The Signs of MAT Mismanagement and How to Spot Them

Whether it’s a financial notice to improve, a poor Ofsted report or a failure of governance, news stories about MAT scandals have become all too common.

The questions often asked are why it took intervention from Ofsted, the DfE or the ESFA before people realised how bad the situation was, and why nothing had been done up until that point. Well, a MAT can’t lose all of its money or shift from Good to Special Measures overnight – these things happen over time.

How can you know if you’re working in a mismanaged MAT? What symptoms should you be looking out for that might lead to a detrimental diagnosis in future? In my experience, there are three key areas you should assess to determine whether your MAT is being mismanaged:

1. Governance

Consider the constitution of your board and governing bodies. Determine whether they’re the right people to undertake these roles in terms of their values, skillset, personal interests and capacity. Review your existing governance and self-evaluation systems, while considering how objective these processes are, how often they’re undertaken and how effective your MAT is at following up on areas for development. Also evaluate the effectiveness of your scheme of delegation.

Assess the quality of your meetings in terms of how they’re scheduled, how agendas are drawn up and how discussions are recorded. Any evidence of accountability, scrutiny, challenge and support should always be clear and documented. Consider also your governance systems’ level of transparency. You should be able to clearly articulate your decisio-nmaking process and justify the actions of governors to both local stakeholders and external bodies.

2. Leadership

Consider the capacity of your leaders to deliver sustainable improvement within your MAT. Assess how well your leaders tackle poor performance and conduct, and whether they execute their own leadership role fairly, equitably and consistently. Determine how well your leaders apply your MAT’s policies and consider your own role in ensuring MAT systems and processes are followed with respect to education, employment law, finance and compliance.

Review the performance management processes for your leaders and ensure that they focus on MAT-determined core competencies beyond education-specific targets. Consider how well the leaders within your MAT respond to challenge and opportunities for collaboration. Issues in those areas can indicate underlying cultural problems that may erode the effectiveness of the MAT over time.

3. Finance

Consider your finance staff’s level of experience and the qualifications they hold within the context of the role you’re expecting them to perform. Assess their ability to provide correct and timely information, and to present this in an audience-appropriate way.

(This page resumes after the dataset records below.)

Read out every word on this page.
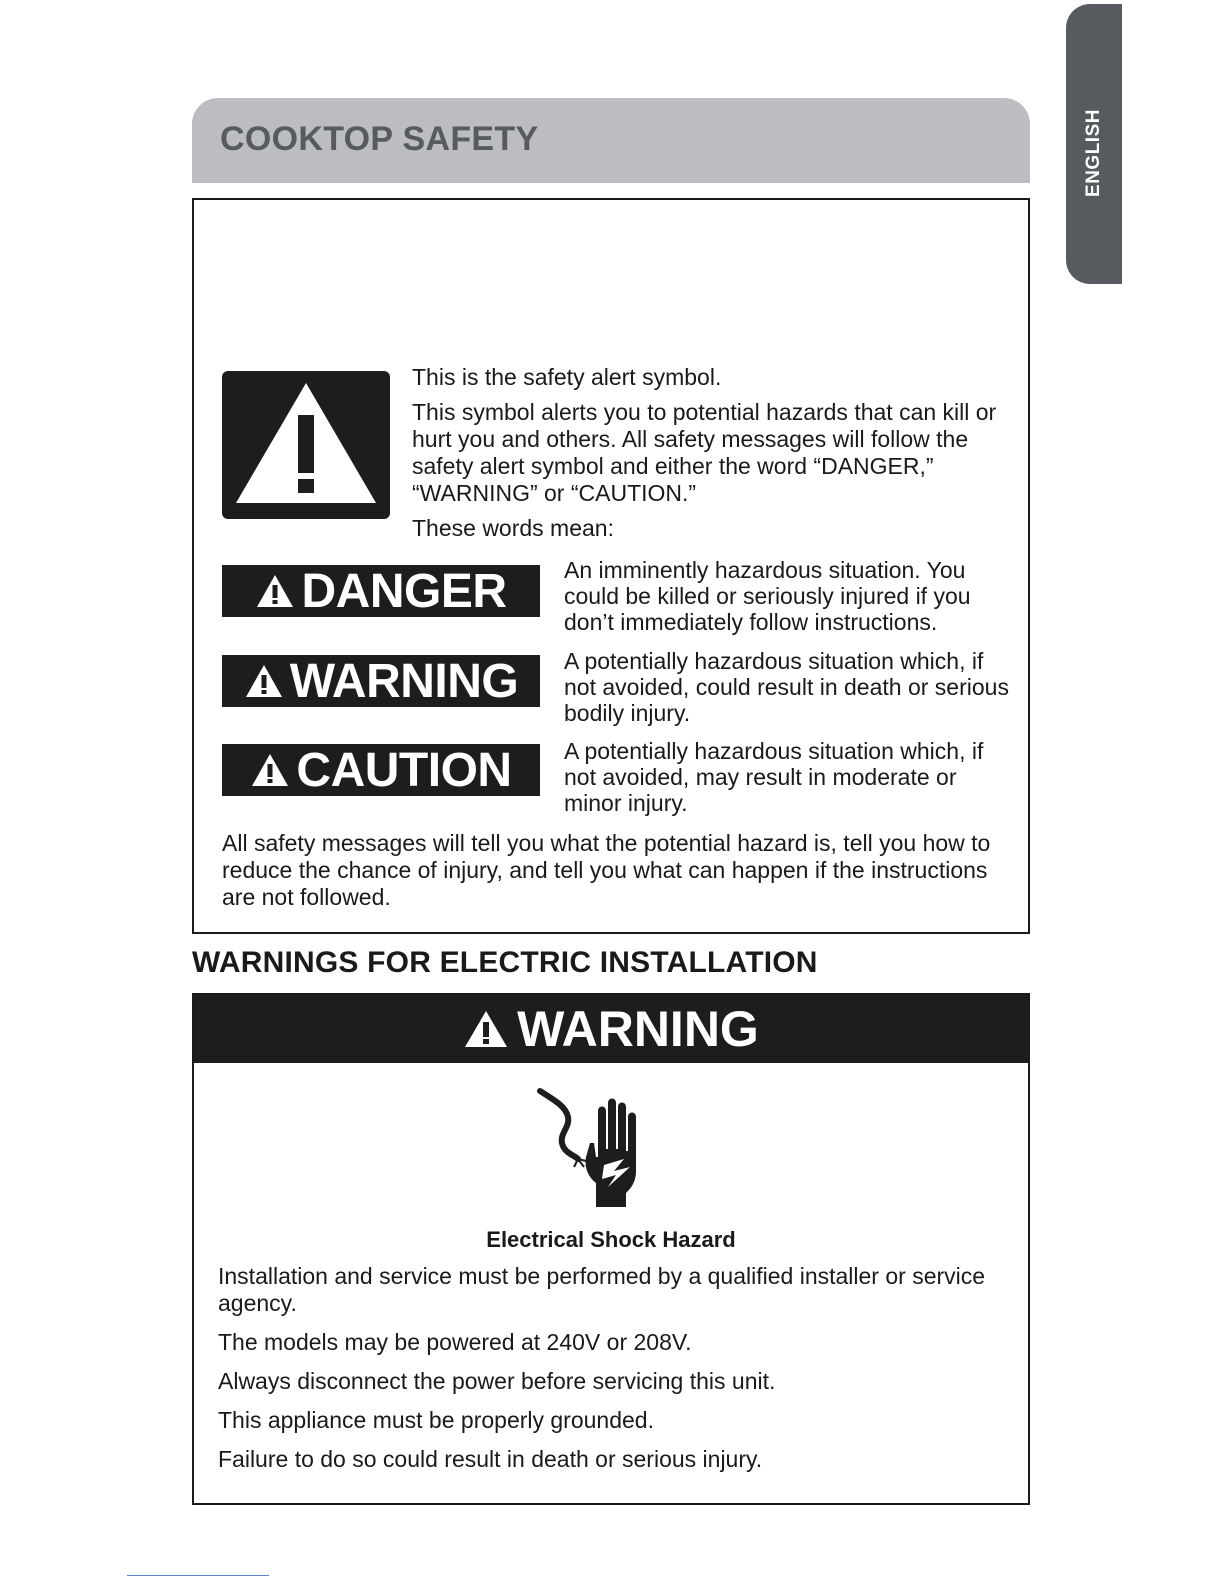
ENGLISH
COOKTOP SAFETY

This is the safety alert symbol.

This symbol alerts you to potential hazards that can kill or hurt you and others. All safety messages will follow the safety alert symbol and either the word “DANGER,” “WARNING” or “CAUTION.”

These words mean:

DANGER	An imminently hazardous situation. You could be killed or seriously injured if you don’t immediately follow instructions.
WARNING A potentially hazardous situation which, if not avoided, could result in death or serious bodily injury.
CAUTION A potentially hazardous situation which, if not avoided, may result in moderate or minor injury.
All safety messages will tell you what the potential hazard is, tell you how to reduce the chance of injury, and tell you what can happen if the instructions are not followed.
WARNINGS FOR ELECTRIC INSTALLATION
WARNING
Electrical Shock Hazard

Installation and service must be performed by a qualified installer or service agency.

The models may be powered at 240V or 208V.

Always disconnect the power before servicing this unit.

This appliance must be properly grounded.

Failure to do so could result in death or serious injury.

Determine your finance team’s effectiveness in responding to challenge and scrutiny in meetings and from external bodies. Questions that can’t be answered and data that can’t be supported are both red flags that shouldn’t be ignored.

Review your MAT’s financial systems to ensure that appropriate checks are in place and able to act as an ‘early warning’ system. Financial issues within your MAT shouldn’t come to light for the first time during an external audit report.

Finally, consider how the finance function integrates with other areas across the MAT, including school development planning, curriculum planning, staffing strategy and capital expenditure. A financial team that works within a silo cannot be effective.

Laura Williams is a former MAT chief operations officer and school business manager, and the founder of LJ Business Consultancy.